Chronicling the search for the best disc golf putters and putting technique with putter reviews and putting articles. Keep an eye out for our reviews of drivers and mid-ranges, and tips on strategy, technique, and the mental game.
The Swan 1 Reborn is our first review of a Westside Discs putter. This re-release of the understable putter brings high hopes to fans of the original Swan 1.
“The Swan 1 was our original putter and it would fly straight for anyone right of the shelf. Since we had such good feedback we decided to produce the Swan 2, the exact same feel as a Swan with a better flight. The Swan 2 holds the line a little better and can be used in the wind with success. The Swan 1 was designed to give lower arm speeds a straighter putting line, the Swan 2 will give all players that long straight putt they have been looking for on the course. Westside Swan 1 Reborn is a PDGA approved disc.”
I’ve never thrown a Swan 1, but the Swan 1 Reborn feels great. Inside the circle, the putter performs well for push putting and spin putting. Even at the 30 foot mark, I can pick a straight line. I consistently achieve a perfect release and the Swan takes a nice flight.
For longer putts and jump putts, the Westside Discs Swan 1 does not disappoint. Obviously the longer distance requires aiming to the right to accommodate the natural fade. I was able to throw several nice jump putts at the 80 to 90 foot mark. The Swan 1 has a perfect amount of glide, forcing the disc to the ground instead of sailing past the basket.
This is an understable putter indeed. Keep that in mind if you are putting with the Swan 1 on a windy day. It works well with a tailwind and ok with a right to left wind, but the disc will lift away if the wind has a chance to catch underneath the flight plate.
Give the Swan 1 a nice smooth throw and you’ll see a clean, understable flight, with a smooth landing. Too much power, though, and the Swan 1 will drive to the ground. It doesn’t handle a forceful forehand shot either, but an occasional easy flick will work just fine. As with other discs molded in a firm plastic, there is a little risk of rollaways on missed shots. A softer version of the disc would mitigate this risk.
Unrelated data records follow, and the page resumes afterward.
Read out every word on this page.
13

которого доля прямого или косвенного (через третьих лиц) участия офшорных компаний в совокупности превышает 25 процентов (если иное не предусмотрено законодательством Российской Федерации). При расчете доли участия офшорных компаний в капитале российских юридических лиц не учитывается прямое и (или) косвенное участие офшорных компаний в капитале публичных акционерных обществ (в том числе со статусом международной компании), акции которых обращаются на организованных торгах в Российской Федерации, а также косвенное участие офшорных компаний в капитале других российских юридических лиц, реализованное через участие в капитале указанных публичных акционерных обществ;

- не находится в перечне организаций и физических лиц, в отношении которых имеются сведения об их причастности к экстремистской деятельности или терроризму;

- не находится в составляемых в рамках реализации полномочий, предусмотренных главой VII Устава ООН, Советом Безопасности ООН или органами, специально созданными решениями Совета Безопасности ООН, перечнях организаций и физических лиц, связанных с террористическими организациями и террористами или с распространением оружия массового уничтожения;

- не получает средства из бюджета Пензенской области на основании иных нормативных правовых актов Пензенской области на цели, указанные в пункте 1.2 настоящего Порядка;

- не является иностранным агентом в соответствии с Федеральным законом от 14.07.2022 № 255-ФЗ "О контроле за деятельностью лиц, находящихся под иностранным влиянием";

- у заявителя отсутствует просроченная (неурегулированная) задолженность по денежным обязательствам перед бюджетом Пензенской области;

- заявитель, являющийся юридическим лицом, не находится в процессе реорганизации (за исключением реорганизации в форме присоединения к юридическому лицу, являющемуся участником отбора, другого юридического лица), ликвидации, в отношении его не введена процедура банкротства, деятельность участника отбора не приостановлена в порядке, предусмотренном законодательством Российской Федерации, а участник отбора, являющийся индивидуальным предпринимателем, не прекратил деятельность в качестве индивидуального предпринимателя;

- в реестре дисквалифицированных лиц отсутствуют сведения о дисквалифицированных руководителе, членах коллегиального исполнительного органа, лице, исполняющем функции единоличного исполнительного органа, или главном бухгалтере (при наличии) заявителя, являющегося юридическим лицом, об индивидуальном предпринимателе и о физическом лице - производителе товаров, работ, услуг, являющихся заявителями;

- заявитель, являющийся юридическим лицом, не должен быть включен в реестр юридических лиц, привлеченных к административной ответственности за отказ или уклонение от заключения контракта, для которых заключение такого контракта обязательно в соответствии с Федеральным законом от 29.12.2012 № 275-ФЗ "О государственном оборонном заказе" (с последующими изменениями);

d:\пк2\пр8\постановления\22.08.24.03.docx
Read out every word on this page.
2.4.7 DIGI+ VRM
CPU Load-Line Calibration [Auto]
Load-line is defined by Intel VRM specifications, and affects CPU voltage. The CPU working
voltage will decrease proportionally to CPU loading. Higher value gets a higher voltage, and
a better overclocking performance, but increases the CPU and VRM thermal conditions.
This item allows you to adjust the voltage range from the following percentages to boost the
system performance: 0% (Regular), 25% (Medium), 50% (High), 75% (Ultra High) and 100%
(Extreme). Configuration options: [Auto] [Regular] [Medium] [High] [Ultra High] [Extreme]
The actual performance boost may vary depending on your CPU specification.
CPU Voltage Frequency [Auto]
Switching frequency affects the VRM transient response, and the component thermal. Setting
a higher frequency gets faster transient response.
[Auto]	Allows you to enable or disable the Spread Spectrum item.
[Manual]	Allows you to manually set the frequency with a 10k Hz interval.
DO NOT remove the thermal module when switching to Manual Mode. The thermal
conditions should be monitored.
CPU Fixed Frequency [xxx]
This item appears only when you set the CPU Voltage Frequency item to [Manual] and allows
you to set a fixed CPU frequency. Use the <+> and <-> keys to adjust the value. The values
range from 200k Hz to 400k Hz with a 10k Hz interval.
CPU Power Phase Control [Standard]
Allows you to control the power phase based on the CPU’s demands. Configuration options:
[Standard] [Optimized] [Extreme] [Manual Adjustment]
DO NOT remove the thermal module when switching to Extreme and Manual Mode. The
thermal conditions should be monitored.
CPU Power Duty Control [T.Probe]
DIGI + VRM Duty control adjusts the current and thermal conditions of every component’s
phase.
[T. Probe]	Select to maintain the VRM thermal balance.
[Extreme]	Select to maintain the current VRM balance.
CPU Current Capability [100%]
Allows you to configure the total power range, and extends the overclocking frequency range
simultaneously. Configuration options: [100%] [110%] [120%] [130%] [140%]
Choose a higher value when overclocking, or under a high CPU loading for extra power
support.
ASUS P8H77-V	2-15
Westside Discs calls the Swan 1 a straight putter and I don’t disagree. This disc has replaced the Innova Colt, which has already broken down too much for me. The Swan 1 performs similarly to the Colt at long distances and approaches, but is more consistent and also works for the occasional anhyzer putt. Understable from the tee and straight flying approaches moves the Swan 1 Reborn into my bag.
Do you want a putter that flies straight at 50-100 feet? Do you need a turnover approach disc? Do you want to to bag one of the best understable disc golf putters available? If so, give the Swan 1 a try.